# FreshHarvest Data Exploration
## Fruit Freshness Classification Dataset Analysis

This notebook explores the FreshHarvest dataset for fruit freshness classification.
The dataset contains images of 8 different fruits in fresh and spoiled conditions.

In [None]:
import os
import numpy as np
import pandas as pd
import matplotlib.pyplot as plt
import seaborn as sns
from PIL import Image
import cv2
from pathlib import Path
import yaml
from collections import Counter
import warnings
warnings.filterwarnings('ignore')

# Set style
plt.style.use('seaborn-v0_8')
sns.set_palette("husl")

print("Libraries imported successfully!")
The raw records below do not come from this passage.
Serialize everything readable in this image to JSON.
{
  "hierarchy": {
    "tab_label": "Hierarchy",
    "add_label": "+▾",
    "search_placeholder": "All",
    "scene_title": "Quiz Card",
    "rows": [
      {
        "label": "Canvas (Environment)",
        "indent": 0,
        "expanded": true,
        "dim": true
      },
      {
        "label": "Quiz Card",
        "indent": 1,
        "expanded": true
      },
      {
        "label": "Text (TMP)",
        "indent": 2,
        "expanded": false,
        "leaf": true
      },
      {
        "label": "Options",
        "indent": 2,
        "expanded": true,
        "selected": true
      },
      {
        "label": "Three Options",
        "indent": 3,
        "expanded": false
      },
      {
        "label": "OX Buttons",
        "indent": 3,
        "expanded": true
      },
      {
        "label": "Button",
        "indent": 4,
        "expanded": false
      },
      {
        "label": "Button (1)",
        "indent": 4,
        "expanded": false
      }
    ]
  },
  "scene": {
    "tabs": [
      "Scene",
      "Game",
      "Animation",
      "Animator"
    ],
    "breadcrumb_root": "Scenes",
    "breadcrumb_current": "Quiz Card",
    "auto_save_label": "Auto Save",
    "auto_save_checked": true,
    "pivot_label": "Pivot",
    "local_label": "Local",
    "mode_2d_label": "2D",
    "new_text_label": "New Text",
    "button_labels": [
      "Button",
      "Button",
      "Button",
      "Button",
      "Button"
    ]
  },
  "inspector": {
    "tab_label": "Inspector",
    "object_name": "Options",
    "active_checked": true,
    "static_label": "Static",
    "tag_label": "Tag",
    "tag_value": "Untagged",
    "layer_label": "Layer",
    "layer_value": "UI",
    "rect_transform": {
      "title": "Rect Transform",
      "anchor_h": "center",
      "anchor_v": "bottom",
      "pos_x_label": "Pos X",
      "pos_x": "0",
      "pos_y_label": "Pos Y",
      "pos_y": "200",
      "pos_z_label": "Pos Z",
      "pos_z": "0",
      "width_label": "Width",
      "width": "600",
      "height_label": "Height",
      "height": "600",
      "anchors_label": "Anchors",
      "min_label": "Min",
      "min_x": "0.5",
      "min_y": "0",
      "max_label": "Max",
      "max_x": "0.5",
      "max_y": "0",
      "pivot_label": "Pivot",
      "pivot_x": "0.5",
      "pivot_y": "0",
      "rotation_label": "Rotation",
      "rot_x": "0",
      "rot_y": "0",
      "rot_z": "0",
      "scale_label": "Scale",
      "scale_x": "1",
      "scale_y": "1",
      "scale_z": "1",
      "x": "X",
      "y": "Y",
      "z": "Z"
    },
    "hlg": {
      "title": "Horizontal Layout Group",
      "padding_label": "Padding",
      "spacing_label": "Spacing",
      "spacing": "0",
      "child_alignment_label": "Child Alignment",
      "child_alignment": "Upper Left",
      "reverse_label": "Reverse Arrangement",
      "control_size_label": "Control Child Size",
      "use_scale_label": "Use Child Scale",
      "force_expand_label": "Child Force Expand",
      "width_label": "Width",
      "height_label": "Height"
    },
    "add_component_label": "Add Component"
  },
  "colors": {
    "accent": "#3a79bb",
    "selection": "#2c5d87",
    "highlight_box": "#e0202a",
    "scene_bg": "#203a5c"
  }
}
## 1. Dataset Structure Analysis

In [None]:
# Load configuration
with open('../config/config.yaml', 'r') as file:
    config = yaml.safe_load(file)

# Dataset path
data_path = Path('../data')
print(f"Dataset path: {data_path}")
print(f"Dataset exists: {data_path.exists()}")

# List all directories
if data_path.exists():
    class_dirs = [d for d in data_path.iterdir() if d.is_dir()]
    print(f"\nFound {len(class_dirs)} class directories:")
    for class_dir in sorted(class_dirs):
        print(f"  - {class_dir.name}")
else:
    print("Dataset path does not exist!")

In [None]:
# Count images per class
class_counts = {}
total_images = 0

for class_dir in sorted(class_dirs):
    image_files = list(class_dir.glob('*.jpg')) + list(class_dir.glob('*.png'))
    count = len(image_files)
    class_counts[class_dir.name] = count
    total_images += count
    print(f"{class_dir.name}: {count} images")
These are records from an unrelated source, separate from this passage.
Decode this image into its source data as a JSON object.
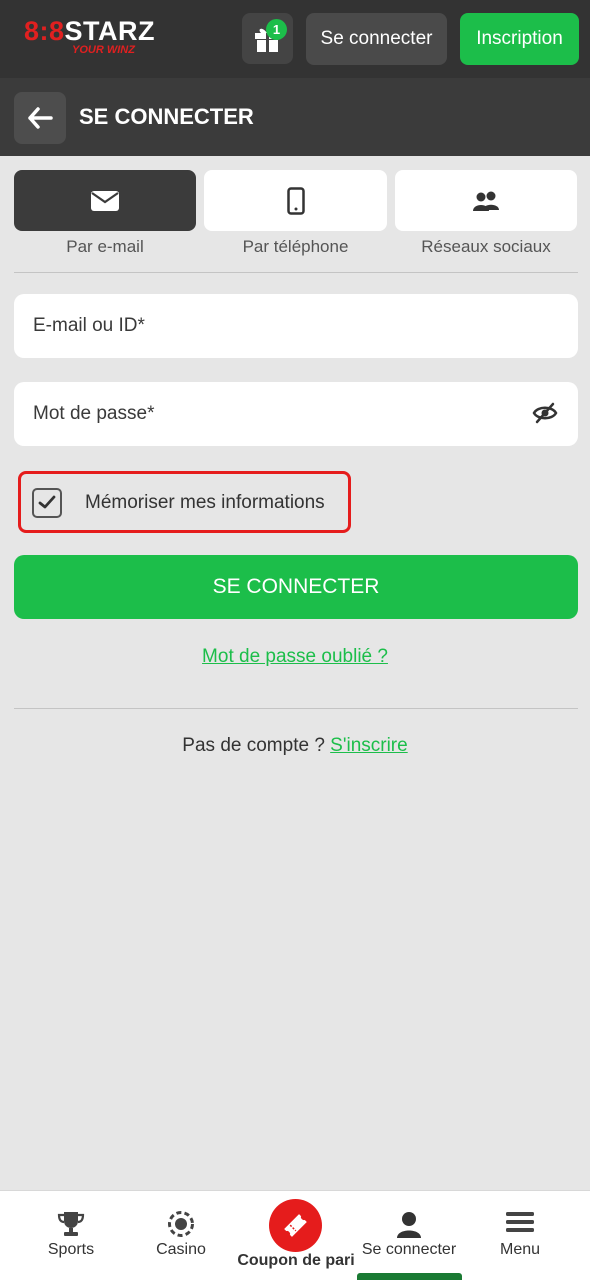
{
  "header": {
    "logo_main_red": "8:8",
    "logo_main": "STARZ",
    "logo_sub": "YOUR WINZ",
    "gift_badge_count": "1",
    "login_button": "Se connecter",
    "register_button": "Inscription"
  },
  "title_bar": {
    "title": "SE CONNECTER",
    "back_icon": "arrow-left-icon"
  },
  "login_methods": [
    {
      "label": "Par e-mail",
      "icon": "envelope-icon",
      "active": true
    },
    {
      "label": "Par téléphone",
      "icon": "phone-icon",
      "active": false
    },
    {
      "label": "Réseaux sociaux",
      "icon": "users-icon",
      "active": false
    }
  ],
  "form": {
    "email_placeholder": "E-mail ou ID*",
    "email_value": "",
    "password_placeholder": "Mot de passe*",
    "password_value": "",
    "remember_label": "Mémoriser mes informations",
    "remember_checked": true,
    "submit_label": "SE CONNECTER",
    "forgot_password": "Mot de passe oublié ?",
    "no_account_text": "Pas de compte ?",
    "signup_link": "S'inscrire"
  },
  "bottom_nav": {
    "items": [
      {
        "label": "Sports",
        "icon": "trophy-icon"
      },
      {
        "label": "Casino",
        "icon": "casino-chip-icon"
      },
      {
        "label": "Coupon de pari",
        "icon": "ticket-icon"
      },
      {
        "label": "Se connecter",
        "icon": "user-icon"
      },
      {
        "label": "Menu",
        "icon": "hamburger-icon"
      }
    ],
    "active": "Se connecter"
  },
  "colors": {
    "accent_green": "#1cbe4a",
    "header_dark": "#333333",
    "highlight_red": "#e51c1c",
    "background": "#e6e6e6"
  }
}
print(f"\nTotal images: {total_images}")
print(f"Average images per class: {total_images / len(class_dirs):.1f}")

## 2. Data Distribution Visualization

In [None]:
# Create DataFrame for visualization
df_counts = pd.DataFrame(list(class_counts.items()), columns=['Class', 'Count'])
df_counts['Fruit'] = df_counts['Class'].str[2:]  # Remove F_ or S_ prefix
df_counts['Condition'] = df_counts['Class'].str[0].map({'F': 'Fresh', 'S': 'Spoiled'})
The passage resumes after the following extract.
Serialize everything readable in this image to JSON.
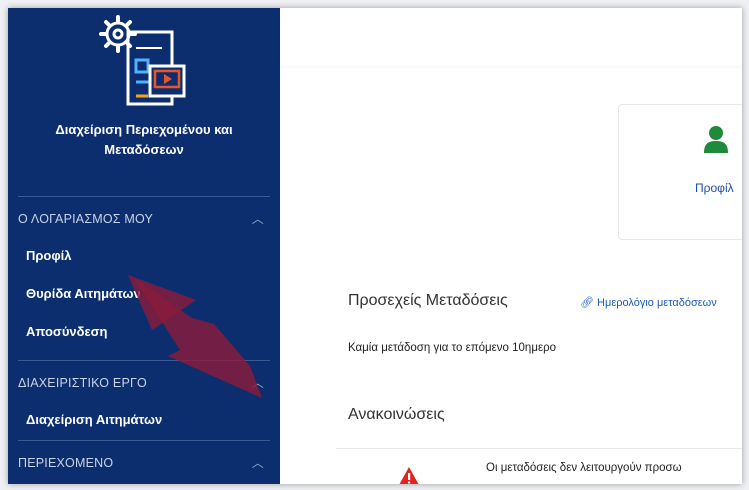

print("Dataset Distribution:")
print(df_counts)

# Plot class distribution
plt.figure(figsize=(15, 10))

# Subplot 1: Overall class distribution
plt.subplot(2, 2, 1)
plt.bar(df_counts['Class'], df_counts['Count'], color='skyblue')
plt.title('Images per Class')
plt.xlabel('Class')
plt.ylabel('Number of Images')
plt.xticks(rotation=45)

# Subplot 2: Fresh vs Spoiled distribution
plt.subplot(2, 2, 2)
condition_counts = df_counts.groupby('Condition')['Count'].sum()
plt.pie(condition_counts.values, labels=condition_counts.index, autopct='%1.1f%%', 
        colors=['lightgreen', 'lightcoral'])
plt.title('Fresh vs Spoiled Distribution')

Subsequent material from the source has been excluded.